Carbonic anhydrase inhibitors are already used in the treatment of glaucoma and epilepsy, among other diseases.

Stronger drugs than the current form of the diuretics are needed, however. 

“The Purdue chemists (Flaherty) looked at the target – that’s where cooperation happens,” said Seleem, who was at Purdue himself before coming to Virginia Tech. “The chemist says, ‘I can make a more potent drug than the original one.’”

Seleem said that Flaherty had developed 20 analogs, or modified drug molecules with similarities to the original compound, that were up to 20 times more potent than the original drug.

“NIH gave us the money to make more potent, stronger analogs based on the parent drug,” Seleem said. “What we find could not only be used to kill Neisseria, but also lead to a new drug that we could modify and improve to use to kill other bacteria as well.” 

Beyond the obvious effects of COVID-19 itself, the pandemic has intensified the rise of antibiotic-resistant bacteria.

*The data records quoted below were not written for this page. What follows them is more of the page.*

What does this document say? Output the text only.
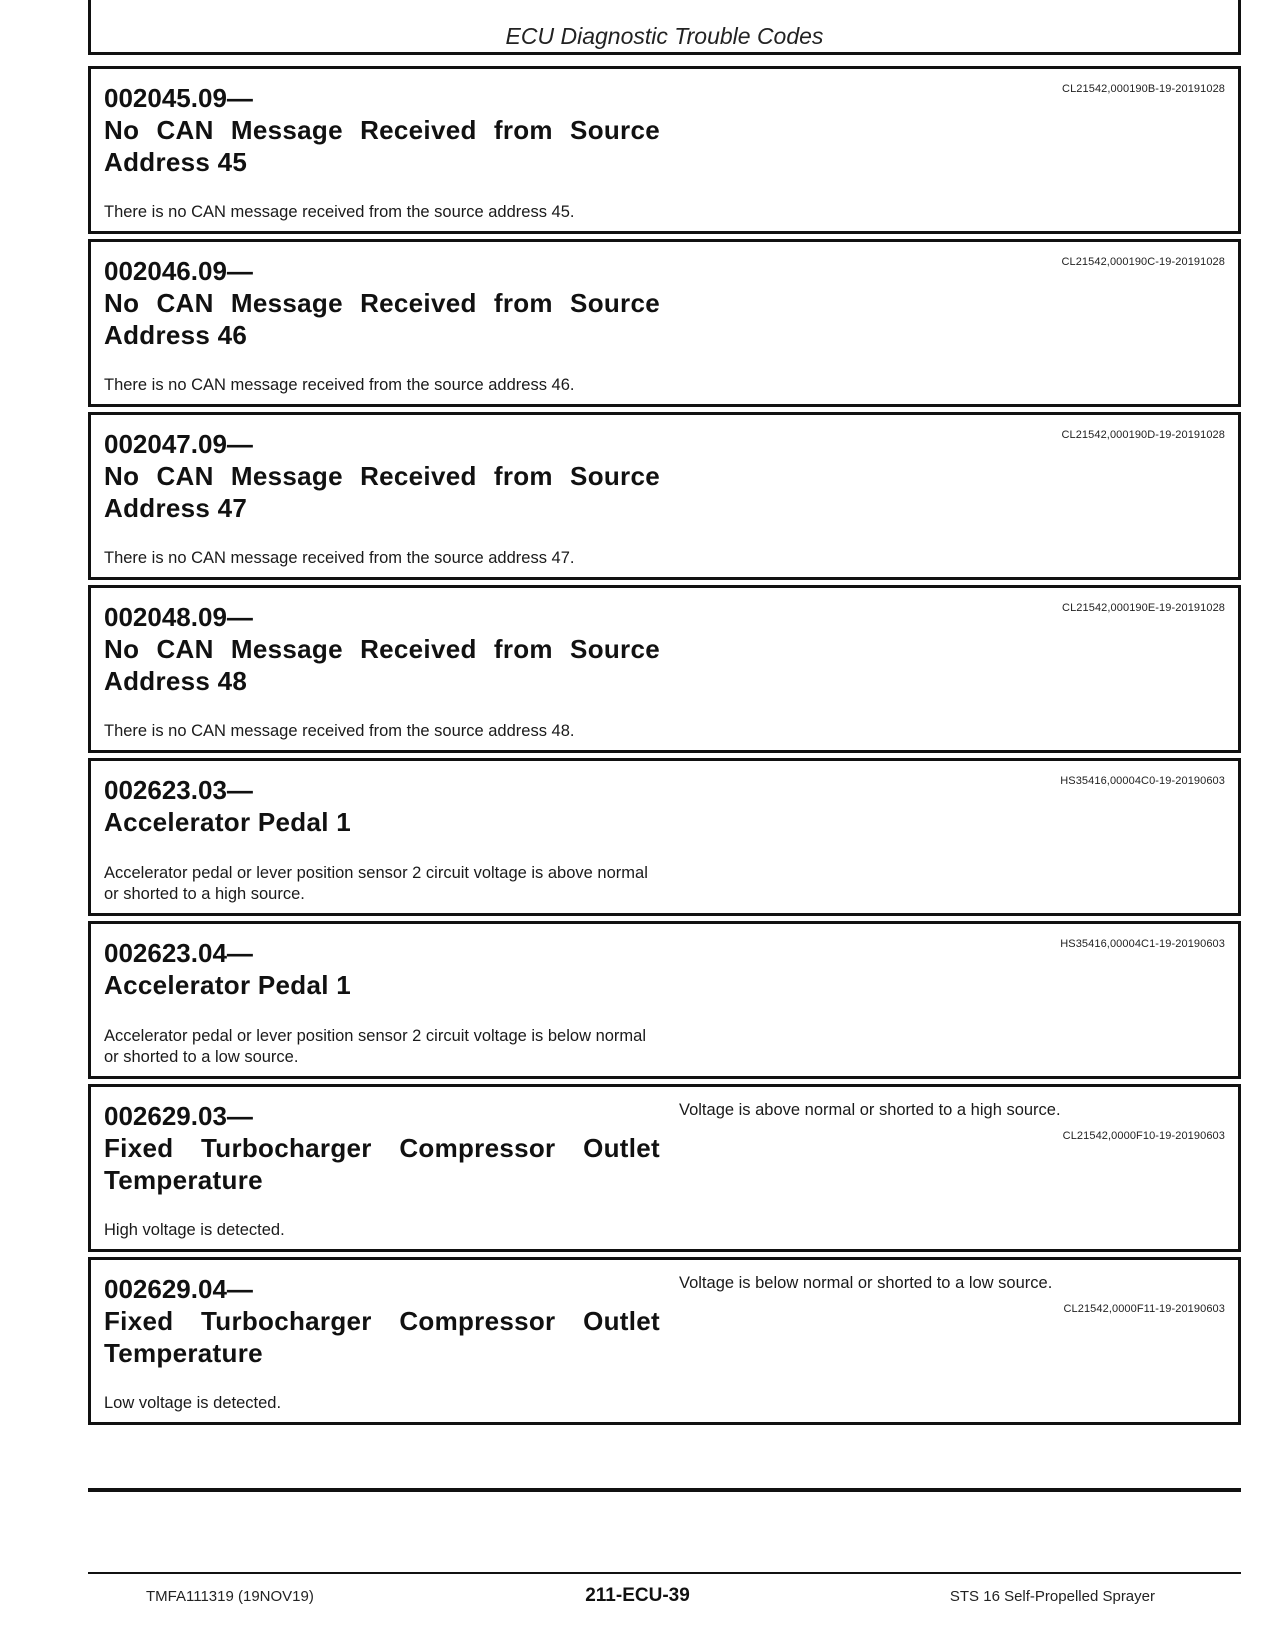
ECU Diagnostic Trouble Codes
002045.09—
No CAN Message Received from Source Address 45
CL21542,000190B-19-20191028
There is no CAN message received from the source address 45.
002046.09—
No CAN Message Received from Source Address 46
CL21542,000190C-19-20191028
There is no CAN message received from the source address 46.
002047.09—
No CAN Message Received from Source Address 47
CL21542,000190D-19-20191028
There is no CAN message received from the source address 47.
002048.09—
No CAN Message Received from Source Address 48
CL21542,000190E-19-20191028
There is no CAN message received from the source address 48.
002623.03—
Accelerator Pedal 1
HS35416,00004C0-19-20190603
Accelerator pedal or lever position sensor 2 circuit voltage is above normal or shorted to a high source.
002623.04—
Accelerator Pedal 1
HS35416,00004C1-19-20190603
Accelerator pedal or lever position sensor 2 circuit voltage is below normal or shorted to a low source.
002629.03—
Fixed Turbocharger Compressor Outlet Temperature
Voltage is above normal or shorted to a high source.
CL21542,0000F10-19-20190603
High voltage is detected.
002629.04—
Fixed Turbocharger Compressor Outlet Temperature
Voltage is below normal or shorted to a low source.
CL21542,0000F11-19-20190603
Low voltage is detected.
TMFA111319 (19NOV19)	211-ECU-39	STS 16 Self-Propelled Sprayer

“Mortality and infection happened not just because of the COVID, but because of people in hospitals getting secondary infections,” Seleem said. “So COVID contributed a lot to antibiotic resistance, people went to the hospital, stayed in the hospital for a long time, got treated for something, not COVID, but COVID-related.”

In an era of “superbugs” such as strains of Neisseria gonorrhoeae resistant to antibiotics, the stakes are incomprehensibly high if new antibiotics and new ways of fighting disease-causing microbes are not found.

“We would go back to the pre-antibiotic era, which is, people are basically going to die from simple things, cuts, wounds, you can’t do simple things like routine surgery,”  Seleem said. “So if we can’t really find new antibiotics, it’s just going to become a major issue people cannot realize.”